According to the grating lens system of the present invention, it is possible to obtain a good beam spot with no aberration and a stable focus position that does not deviate from a predetermined one point. It has become possible to put it into practical use in various fields.

[Brief description of drawings]

FIG. 1 is a configuration diagram showing an embodiment of the present invention, FIG. 2 is a diagram showing a method of determining spatial frequencies of the first and second grating lenses 11 and 12 according to the embodiment, and FIG. Explanatory drawing of the spatial frequency distribution characteristic in an Example, FIG. 4 is a figure which shows an example of a spatial frequency distribution of the 1st, 2nd grating lenses 11 and 12, FIG. 5 is a wavefront aberration and wavelength shift amount in the said Example And FIG. 6 is a sectional view showing an integrated example of the grating lens system of the above embodiment, and FIG. 7 shows an example of an optical pickup configured by using the integrated grating lens system. 8A and 8B are perspective views showing the function and drawbacks of the conventional in-line type grating lens, and FIGS. 9A to 9C are schematic configurations showing various conventional grating lenses. Figure, Figure 10 (a) and (b) Is a diagram showing the function of the conventional off-axis type grating lens and its drawbacks. FIGS. 11 (a) and 11 (b) are diagrams showing the oscillation wavelength states of a single-mode semiconductor laser and a multi-mode semiconductor laser, respectively. The figure shows the temperature dependence of the oscillation wavelength in a single-mode semiconductor laser. 11 …… First grating lens, 12 …… Second grating lens.

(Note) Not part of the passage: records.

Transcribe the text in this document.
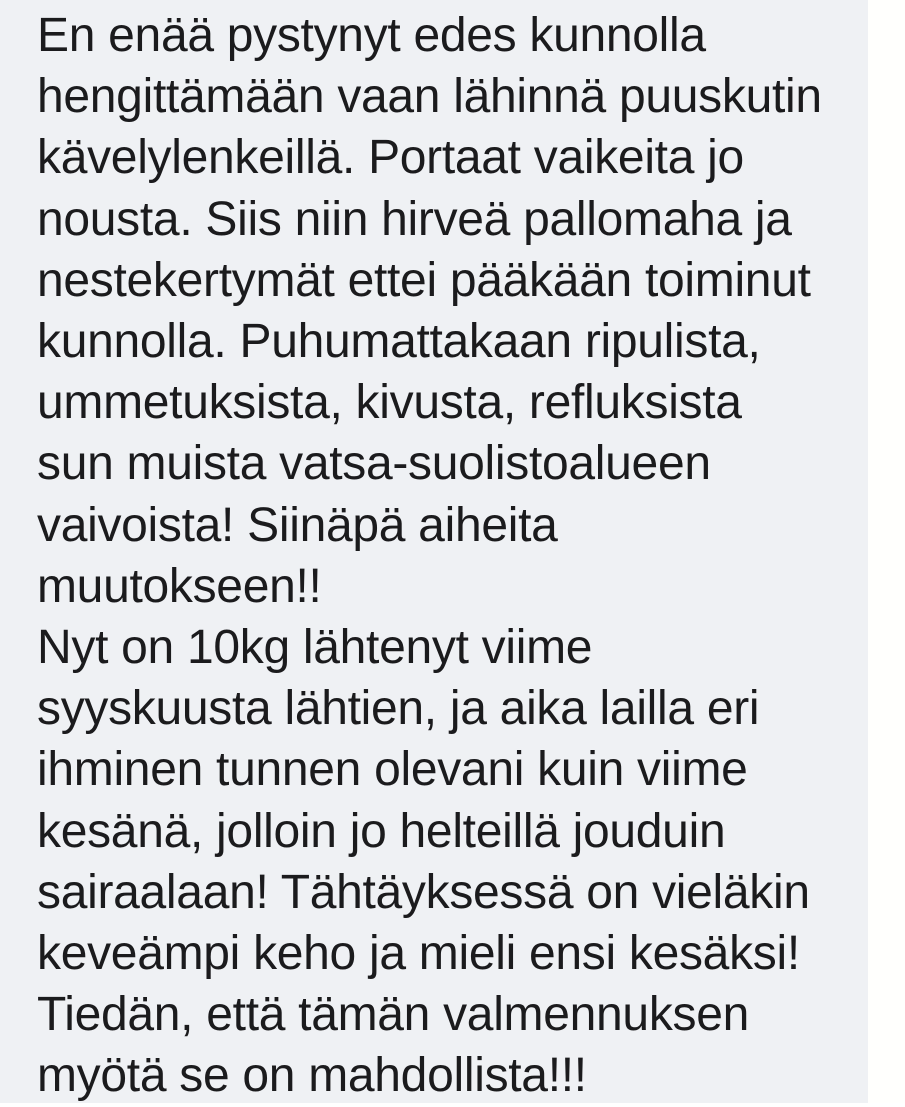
En enää pystynyt edes kunnolla
hengittämään vaan lähinnä puuskutin
kävelylenkeillä. Portaat vaikeita jo
nousta. Siis niin hirveä pallomaha ja
nestekertymät ettei pääkään toiminut
kunnolla. Puhumattakaan ripulista,
ummetuksista, kivusta, refluksista
sun muista vatsa-suolistoalueen
vaivoista! Siinäpä aiheita
muutokseen!!
Nyt on 10kg lähtenyt viime
syyskuusta lähtien, ja aika lailla eri
ihminen tunnen olevani kuin viime
kesänä, jolloin jo helteillä jouduin
sairaalaan! Tähtäyksessä on vieläkin
keveämpi keho ja mieli ensi kesäksi!
Tiedän, että tämän valmennuksen
myötä se on mahdollista!!!
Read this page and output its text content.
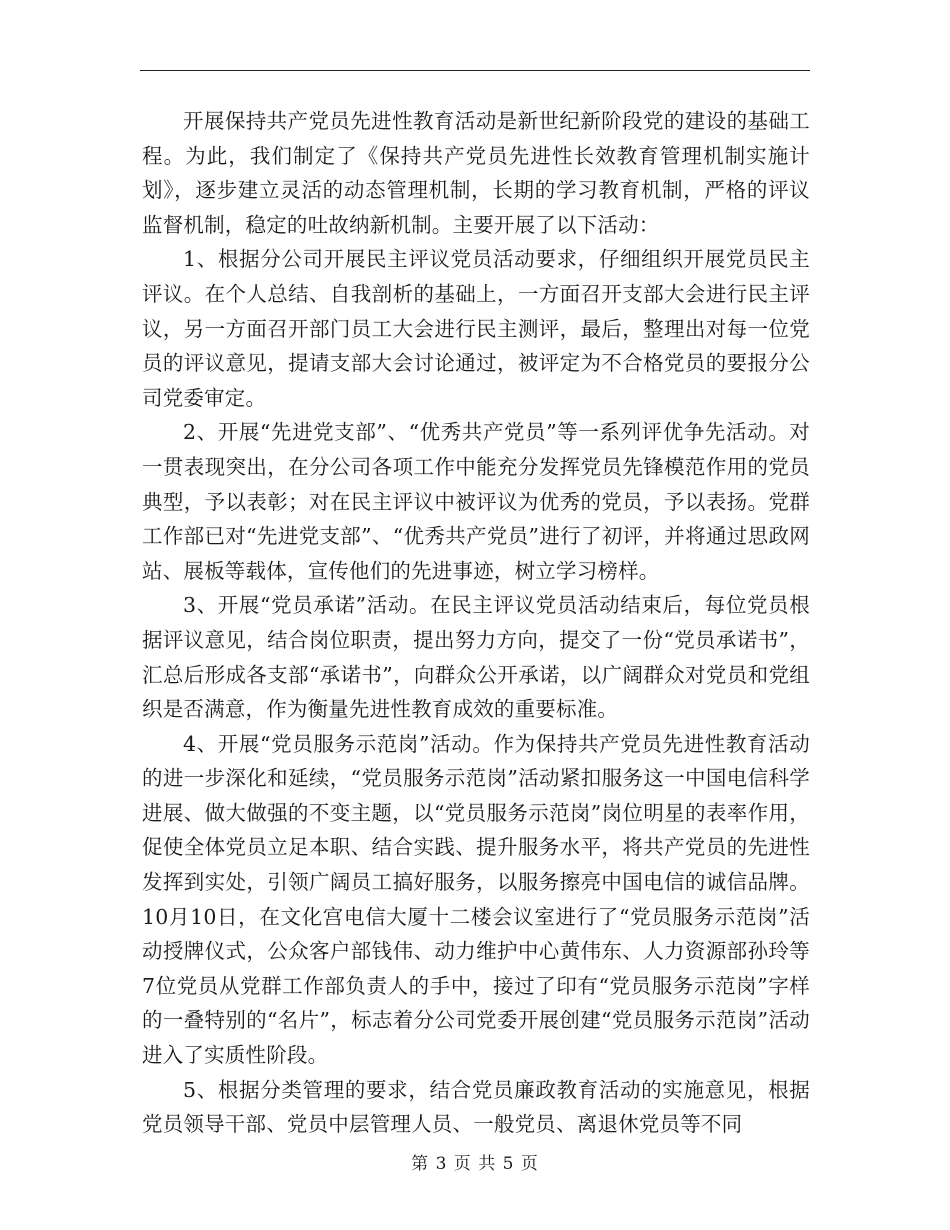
开展保持共产党员先进性教育活动是新世纪新阶段党的建设的基础工程。为此，我们制定了《保持共产党员先进性长效教育管理机制实施计划》，逐步建立灵活的动态管理机制，长期的学习教育机制，严格的评议监督机制，稳定的吐故纳新机制。主要开展了以下活动：

1、根据分公司开展民主评议党员活动要求，仔细组织开展党员民主评议。在个人总结、自我剖析的基础上，一方面召开支部大会进行民主评议，另一方面召开部门员工大会进行民主测评，最后，整理出对每一位党员的评议意见，提请支部大会讨论通过，被评定为不合格党员的要报分公司党委审定。

2、开展“先进党支部”、“优秀共产党员”等一系列评优争先活动。对一贯表现突出，在分公司各项工作中能充分发挥党员先锋模范作用的党员典型，予以表彰；对在民主评议中被评议为优秀的党员，予以表扬。党群工作部已对“先进党支部”、“优秀共产党员”进行了初评，并将通过思政网站、展板等载体，宣传他们的先进事迹，树立学习榜样。

3、开展“党员承诺”活动。在民主评议党员活动结束后，每位党员根据评议意见，结合岗位职责，提出努力方向，提交了一份“党员承诺书”，汇总后形成各支部“承诺书”，向群众公开承诺，以广阔群众对党员和党组织是否满意，作为衡量先进性教育成效的重要标准。

4、开展“党员服务示范岗”活动。作为保持共产党员先进性教育活动的进一步深化和延续，“党员服务示范岗”活动紧扣服务这一中国电信科学进展、做大做强的不变主题，以“党员服务示范岗”岗位明星的表率作用，促使全体党员立足本职、结合实践、提升服务水平，将共产党员的先进性发挥到实处，引领广阔员工搞好服务，以服务擦亮中国电信的诚信品牌。10月10日，在文化宫电信大厦十二楼会议室进行了“党员服务示范岗”活动授牌仪式，公众客户部钱伟、动力维护中心黄伟东、人力资源部孙玲等7位党员从党群工作部负责人的手中，接过了印有“党员服务示范岗”字样的一叠特别的“名片”，标志着分公司党委开展创建“党员服务示范岗”活动进入了实质性阶段。

5、根据分类管理的要求，结合党员廉政教育活动的实施意见，根据党员领导干部、党员中层管理人员、一般党员、离退休党员等不同

第 3 页 共 5 页
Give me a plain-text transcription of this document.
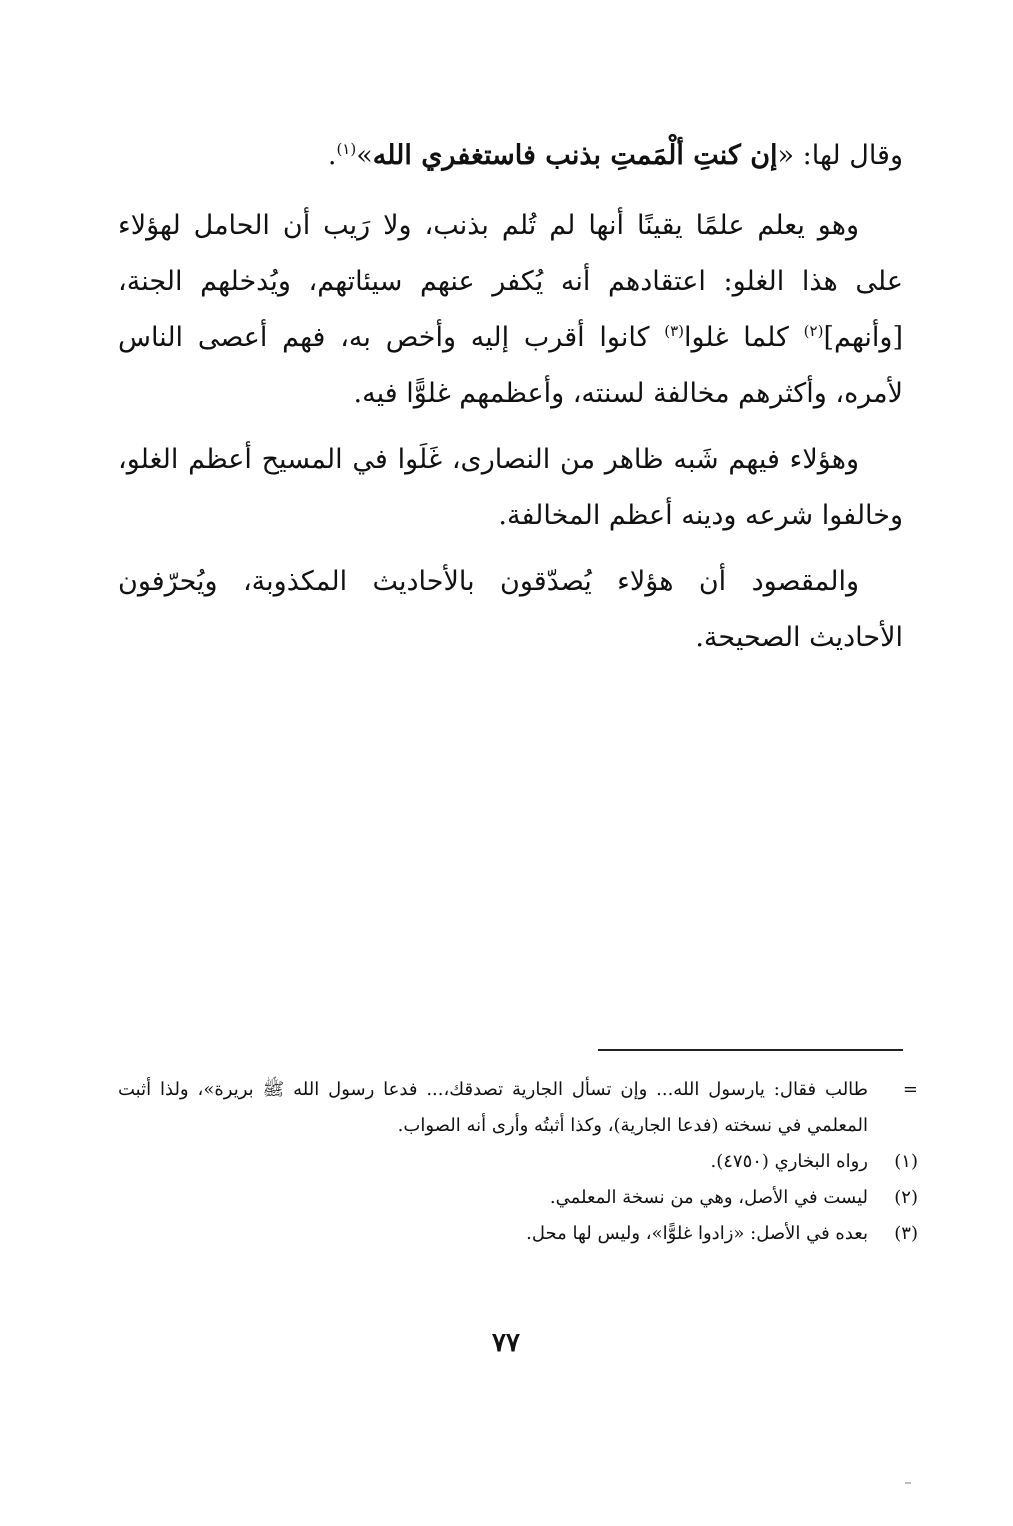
وقال لها: «إن كنتِ ألْمَمتِ بذنب فاستغفري الله»$^{(١)}$.

وهو يعلم علمًا يقينًا أنها لم تُلم بذنب، ولا رَيب أن الحامل لهؤلاء على هذا الغلو: اعتقادهم أنه يُكفر عنهم سيئاتهم، ويُدخلهم الجنة، [وأنهم]$^{(٢)}$ كلما غلوا$^{(٣)}$ كانوا أقرب إليه وأخص به، فهم أعصى الناس لأمره، وأكثرهم مخالفة لسنته، وأعظمهم غلوًّا فيه.

وهؤلاء فيهم شَبه ظاهر من النصارى، غَلَوا في المسيح أعظم الغلو، وخالفوا شرعه ودينه أعظم المخالفة.

والمقصود أن هؤلاء يُصدّقون بالأحاديث المكذوبة، ويُحرّفون الأحاديث الصحيحة.

=
طالب فقال: يارسول الله... وإن تسأل الجارية تصدقك،... فدعا رسول الله ﷺ بريرة»، ولذا أثبت المعلمي في نسخته (فدعا الجارية)، وكذا أثبتُه وأرى أنه الصواب.
(١)
رواه البخاري (٤٧٥٠).
(٢)
ليست في الأصل، وهي من نسخة المعلمي.
(٣)
بعده في الأصل: «زادوا غلوًّا»، وليس لها محل.
٧٧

 ─────────────────────────────────────────────────── ─── Continuation of the front page (72) Hiroyuki Ikeda 1015 Kamiodanaka, Nakahara-ku, Kawasaki City, Kanagawa Prefecture, Fujitsu Limited (72) Inventor, Yushi Inagaki 1015, Kamiodanaka, Nakahara-ku, Kawasaki, Kanagawa Prefecture, Fujitsu Limited ( 56) References JP-A-59-192207 (JP, A) JP-A-59-160166 (JP, A)

Claims (4)

[Claims] 1. An in-line type first grating lens (11) on which coherent plane wave light is incident, and an in-line type that focuses diffracted light transmitted through the first grating lens at a predetermined point on the optical axis. A second grating lens (12) on the same optical axis, wherein the first grating lens has a predetermined spatial frequency distribution rotationally symmetric with respect to the optical axis, Diffracted light from two arbitrary points that are symmetrical with respect to the optical axis are intersected on the optical axis, and incident light that is farther from the optical axis is incident on a position closer to the optical axis of the second grating lens. The second grating lens has a predetermined spatial frequency distribution that is rotationally symmetric with respect to the optical axis, and the second grating lens has a predetermined spatial frequency distribution. A grating lens system, wherein diffracted light from a lens is focused on the predetermined one point. 2. The grating lens according to claim 1, wherein the spatial frequency distributions of the first and second grating lenses are distributions that smoothly increase from the lens center toward the outer periphery. system. 3. The spatial frequency distribution of the second grating lens is a combination of the spatial frequency distribution of an in-line type grating lens that focuses a plane wave and a spatial frequency distribution that smoothly decreases from the lens center toward the outer periphery. The second aspect of the present invention is that
Grating lens system according to item. 4. The band of the spatial frequency distribution that smoothly decreases is equal to the band of the spatial frequency distribution of the first grating lens.
Grating lens system according to item.